Sejumlah pabrik di Jawa Barat, khususnya di kawasan industri Bekasi dan Karawang, mulai merelokasi kegiatan produksi ke berbagai daerah di Jawa Tengah. Langkah ini dipicu oleh tingginya biaya tenaga kerja di Jawa Barat yang kini mencapai lebih dari dua kali lipat upah minimum di Jawa Tengah, sehingga menekan daya saing sektor industri padat karya.
Wakil Ketua Umum APINDO, Sanny Iskandar, menjelaskan bahwa relokasi dipengaruhi oleh faktor upah sekaligus produktivitas pekerja. Upah minimum Kota Bekasi tahun 2025 mencapai Rp5.690.753 dan Kabupaten Karawang Rp5.599.593, sementara upah minimum provinsi Jawa Tengah hanya Rp2.169.349.
Daerah seperti Batang, Kendal, dan Tegal kini menjadi tujuan relokasi karena menawarkan biaya tenaga kerja yang jauh lebih rendah.
Selain upah, Sanny menyebut Jawa Tengah memiliki stabilitas sosial-politik yang lebih baik, tingkat aksi demonstrasi yang lebih rendah, serta loyalitas pekerja yang lebih tinggi, sehingga turut mendukung produktivitas.
Kemudahan perizinan juga menjadi daya tarik kuat, meski infrastruktur di beberapa kota industri Jawa Tengah masih tertinggal dibandingkan Bekasi dan Karawang yang dikenal sebagai “Detroit-nya Indonesia”.

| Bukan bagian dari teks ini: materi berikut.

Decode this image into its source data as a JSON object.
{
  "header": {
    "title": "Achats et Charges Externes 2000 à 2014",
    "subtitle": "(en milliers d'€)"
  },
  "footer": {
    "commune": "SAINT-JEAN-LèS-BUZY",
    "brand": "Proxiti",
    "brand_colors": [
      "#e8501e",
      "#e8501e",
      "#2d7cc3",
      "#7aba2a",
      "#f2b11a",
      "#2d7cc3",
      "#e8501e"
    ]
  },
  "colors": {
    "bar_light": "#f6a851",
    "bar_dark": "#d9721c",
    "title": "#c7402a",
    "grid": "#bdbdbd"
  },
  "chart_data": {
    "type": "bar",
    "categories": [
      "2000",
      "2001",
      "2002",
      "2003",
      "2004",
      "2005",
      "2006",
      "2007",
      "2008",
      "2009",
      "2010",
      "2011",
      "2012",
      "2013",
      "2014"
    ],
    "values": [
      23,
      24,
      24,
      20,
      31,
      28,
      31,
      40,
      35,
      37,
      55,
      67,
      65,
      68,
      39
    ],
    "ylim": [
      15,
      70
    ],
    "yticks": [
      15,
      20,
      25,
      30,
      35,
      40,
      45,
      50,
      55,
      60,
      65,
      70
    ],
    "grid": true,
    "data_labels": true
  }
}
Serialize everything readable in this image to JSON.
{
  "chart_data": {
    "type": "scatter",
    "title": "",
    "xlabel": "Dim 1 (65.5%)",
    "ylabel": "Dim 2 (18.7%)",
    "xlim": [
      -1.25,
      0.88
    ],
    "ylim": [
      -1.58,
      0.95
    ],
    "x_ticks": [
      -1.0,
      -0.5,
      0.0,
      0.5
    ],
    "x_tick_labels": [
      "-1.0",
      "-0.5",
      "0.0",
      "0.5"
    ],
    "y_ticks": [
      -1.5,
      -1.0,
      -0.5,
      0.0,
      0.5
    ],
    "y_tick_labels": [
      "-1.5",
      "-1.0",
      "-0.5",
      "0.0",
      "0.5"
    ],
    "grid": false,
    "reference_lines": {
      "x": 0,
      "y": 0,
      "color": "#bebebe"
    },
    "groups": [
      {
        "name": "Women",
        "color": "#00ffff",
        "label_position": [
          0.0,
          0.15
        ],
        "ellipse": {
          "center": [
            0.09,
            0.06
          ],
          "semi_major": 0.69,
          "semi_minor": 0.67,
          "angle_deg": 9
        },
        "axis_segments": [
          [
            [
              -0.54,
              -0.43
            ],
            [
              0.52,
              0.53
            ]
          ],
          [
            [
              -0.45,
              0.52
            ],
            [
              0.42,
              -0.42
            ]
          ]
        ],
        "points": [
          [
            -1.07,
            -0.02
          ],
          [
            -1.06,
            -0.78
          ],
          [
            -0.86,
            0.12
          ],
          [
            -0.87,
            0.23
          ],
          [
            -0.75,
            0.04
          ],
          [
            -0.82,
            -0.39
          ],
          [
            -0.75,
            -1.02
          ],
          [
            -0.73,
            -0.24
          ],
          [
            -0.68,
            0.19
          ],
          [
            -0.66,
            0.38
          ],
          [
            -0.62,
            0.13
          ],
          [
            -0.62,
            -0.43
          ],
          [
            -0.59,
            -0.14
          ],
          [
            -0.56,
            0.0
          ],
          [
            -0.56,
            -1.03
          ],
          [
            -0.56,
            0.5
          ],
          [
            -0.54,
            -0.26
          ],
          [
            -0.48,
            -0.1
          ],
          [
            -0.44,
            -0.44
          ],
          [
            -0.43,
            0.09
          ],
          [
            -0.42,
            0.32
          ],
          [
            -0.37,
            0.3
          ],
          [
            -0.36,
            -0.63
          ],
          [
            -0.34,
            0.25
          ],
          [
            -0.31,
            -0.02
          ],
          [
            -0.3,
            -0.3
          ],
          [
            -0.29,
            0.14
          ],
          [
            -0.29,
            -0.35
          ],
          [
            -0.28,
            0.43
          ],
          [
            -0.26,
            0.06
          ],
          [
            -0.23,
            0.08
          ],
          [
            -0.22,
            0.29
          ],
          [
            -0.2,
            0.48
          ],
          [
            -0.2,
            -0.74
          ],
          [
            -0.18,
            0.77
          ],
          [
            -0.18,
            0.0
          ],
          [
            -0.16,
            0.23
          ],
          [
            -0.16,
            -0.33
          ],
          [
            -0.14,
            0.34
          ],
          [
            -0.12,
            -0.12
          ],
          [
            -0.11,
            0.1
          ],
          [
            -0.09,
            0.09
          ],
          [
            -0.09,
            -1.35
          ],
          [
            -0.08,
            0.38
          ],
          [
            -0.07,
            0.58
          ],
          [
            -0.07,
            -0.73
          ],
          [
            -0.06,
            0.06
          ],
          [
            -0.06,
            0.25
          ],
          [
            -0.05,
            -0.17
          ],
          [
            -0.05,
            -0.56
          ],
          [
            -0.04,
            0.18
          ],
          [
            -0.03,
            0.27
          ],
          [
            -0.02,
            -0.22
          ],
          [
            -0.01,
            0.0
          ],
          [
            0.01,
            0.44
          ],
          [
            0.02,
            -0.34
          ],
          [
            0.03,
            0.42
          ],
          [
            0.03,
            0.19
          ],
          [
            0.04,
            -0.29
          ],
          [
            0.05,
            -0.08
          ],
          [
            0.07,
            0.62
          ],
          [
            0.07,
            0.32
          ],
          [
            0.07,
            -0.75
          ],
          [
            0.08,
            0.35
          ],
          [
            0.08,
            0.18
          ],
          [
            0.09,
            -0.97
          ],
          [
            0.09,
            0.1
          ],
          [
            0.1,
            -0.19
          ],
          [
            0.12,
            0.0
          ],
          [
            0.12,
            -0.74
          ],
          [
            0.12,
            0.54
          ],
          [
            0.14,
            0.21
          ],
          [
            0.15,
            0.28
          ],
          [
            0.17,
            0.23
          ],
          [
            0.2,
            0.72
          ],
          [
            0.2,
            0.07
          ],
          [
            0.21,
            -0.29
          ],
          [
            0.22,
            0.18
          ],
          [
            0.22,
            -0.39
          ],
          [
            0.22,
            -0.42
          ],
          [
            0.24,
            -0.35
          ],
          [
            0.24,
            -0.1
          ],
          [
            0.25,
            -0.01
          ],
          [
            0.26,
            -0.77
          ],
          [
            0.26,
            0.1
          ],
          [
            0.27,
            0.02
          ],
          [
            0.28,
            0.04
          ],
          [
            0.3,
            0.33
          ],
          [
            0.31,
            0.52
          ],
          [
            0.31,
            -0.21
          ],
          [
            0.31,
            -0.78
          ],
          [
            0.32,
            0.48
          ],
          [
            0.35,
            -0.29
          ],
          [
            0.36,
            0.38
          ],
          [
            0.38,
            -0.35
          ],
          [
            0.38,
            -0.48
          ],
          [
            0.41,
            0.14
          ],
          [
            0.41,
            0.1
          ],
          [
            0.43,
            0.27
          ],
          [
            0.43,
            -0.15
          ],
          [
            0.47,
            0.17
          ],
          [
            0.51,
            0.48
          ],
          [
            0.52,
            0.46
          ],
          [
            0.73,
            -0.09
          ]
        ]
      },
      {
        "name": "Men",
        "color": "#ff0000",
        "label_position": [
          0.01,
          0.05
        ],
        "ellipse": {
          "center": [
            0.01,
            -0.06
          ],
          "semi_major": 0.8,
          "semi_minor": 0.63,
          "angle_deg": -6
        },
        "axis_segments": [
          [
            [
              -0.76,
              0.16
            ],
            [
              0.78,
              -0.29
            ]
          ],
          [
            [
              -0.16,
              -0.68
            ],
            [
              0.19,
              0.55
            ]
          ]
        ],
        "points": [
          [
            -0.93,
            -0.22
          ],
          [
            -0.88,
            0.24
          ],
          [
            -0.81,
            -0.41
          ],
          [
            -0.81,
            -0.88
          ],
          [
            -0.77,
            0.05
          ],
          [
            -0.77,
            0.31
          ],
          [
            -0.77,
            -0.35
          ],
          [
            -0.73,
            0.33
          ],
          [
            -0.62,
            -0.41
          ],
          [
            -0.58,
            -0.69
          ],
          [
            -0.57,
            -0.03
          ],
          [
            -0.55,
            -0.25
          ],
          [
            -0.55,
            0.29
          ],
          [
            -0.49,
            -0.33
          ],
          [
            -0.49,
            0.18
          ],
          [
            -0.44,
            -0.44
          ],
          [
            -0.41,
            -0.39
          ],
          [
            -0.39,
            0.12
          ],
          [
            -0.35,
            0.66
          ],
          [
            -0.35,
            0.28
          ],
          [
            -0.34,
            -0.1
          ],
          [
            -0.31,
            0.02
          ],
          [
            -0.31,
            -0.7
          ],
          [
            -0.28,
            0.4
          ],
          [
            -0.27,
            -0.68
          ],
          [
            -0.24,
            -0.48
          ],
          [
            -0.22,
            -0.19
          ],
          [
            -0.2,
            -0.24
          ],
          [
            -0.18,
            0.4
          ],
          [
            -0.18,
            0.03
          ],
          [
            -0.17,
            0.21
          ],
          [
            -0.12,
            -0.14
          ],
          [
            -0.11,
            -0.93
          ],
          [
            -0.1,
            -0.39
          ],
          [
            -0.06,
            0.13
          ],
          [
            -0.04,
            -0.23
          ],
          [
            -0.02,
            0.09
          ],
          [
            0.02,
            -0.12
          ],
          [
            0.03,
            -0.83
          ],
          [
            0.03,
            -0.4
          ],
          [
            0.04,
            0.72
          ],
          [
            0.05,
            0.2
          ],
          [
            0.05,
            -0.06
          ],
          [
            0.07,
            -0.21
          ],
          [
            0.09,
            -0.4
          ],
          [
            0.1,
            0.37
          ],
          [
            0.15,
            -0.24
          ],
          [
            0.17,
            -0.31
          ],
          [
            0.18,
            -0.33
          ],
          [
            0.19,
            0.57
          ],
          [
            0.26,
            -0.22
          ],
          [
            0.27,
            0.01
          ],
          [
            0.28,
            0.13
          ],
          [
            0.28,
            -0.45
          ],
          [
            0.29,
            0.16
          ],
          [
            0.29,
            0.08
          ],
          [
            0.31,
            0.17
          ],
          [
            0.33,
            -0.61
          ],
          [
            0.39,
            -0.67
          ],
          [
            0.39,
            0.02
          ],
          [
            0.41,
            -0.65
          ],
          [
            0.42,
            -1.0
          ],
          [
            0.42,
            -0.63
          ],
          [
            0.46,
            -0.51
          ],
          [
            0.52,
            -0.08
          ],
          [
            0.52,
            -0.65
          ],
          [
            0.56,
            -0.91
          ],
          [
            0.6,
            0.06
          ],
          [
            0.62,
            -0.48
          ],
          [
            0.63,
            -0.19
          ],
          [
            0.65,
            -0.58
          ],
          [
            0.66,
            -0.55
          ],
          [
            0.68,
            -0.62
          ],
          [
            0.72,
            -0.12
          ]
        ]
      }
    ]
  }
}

Presiden Konfederasi Serikat Pekerja Nusantara (KSPN), Ristadi, mengakui tren relokasi pabrik memang terjadi, walaupun sebagian merupakan investasi baru. Ia menilai tingginya biaya tenaga kerja di Jawa Barat membuat relokasi menjadi pilihan logis dan meminta pemerintah meninjau kembali kebijakan kenaikan upah agar tidak memperlebar kesenjangan.
Sementara itu, Menteri Ketenagakerjaan Yassierli menegaskan bahwa perpindahan pabrik dipengaruhi banyak faktor dan pemerintah tidak menghalangi relokasi selama industri tetap beroperasi di dalam negeri.
Juru Bicara Kementerian Perindustrian, Febri Hendri Antoni Arif, memastikan pemerintah terus memberikan fleksibilitas dan dukungan bagi pelaku industri dalam menentukan lokasi produksi terbaik.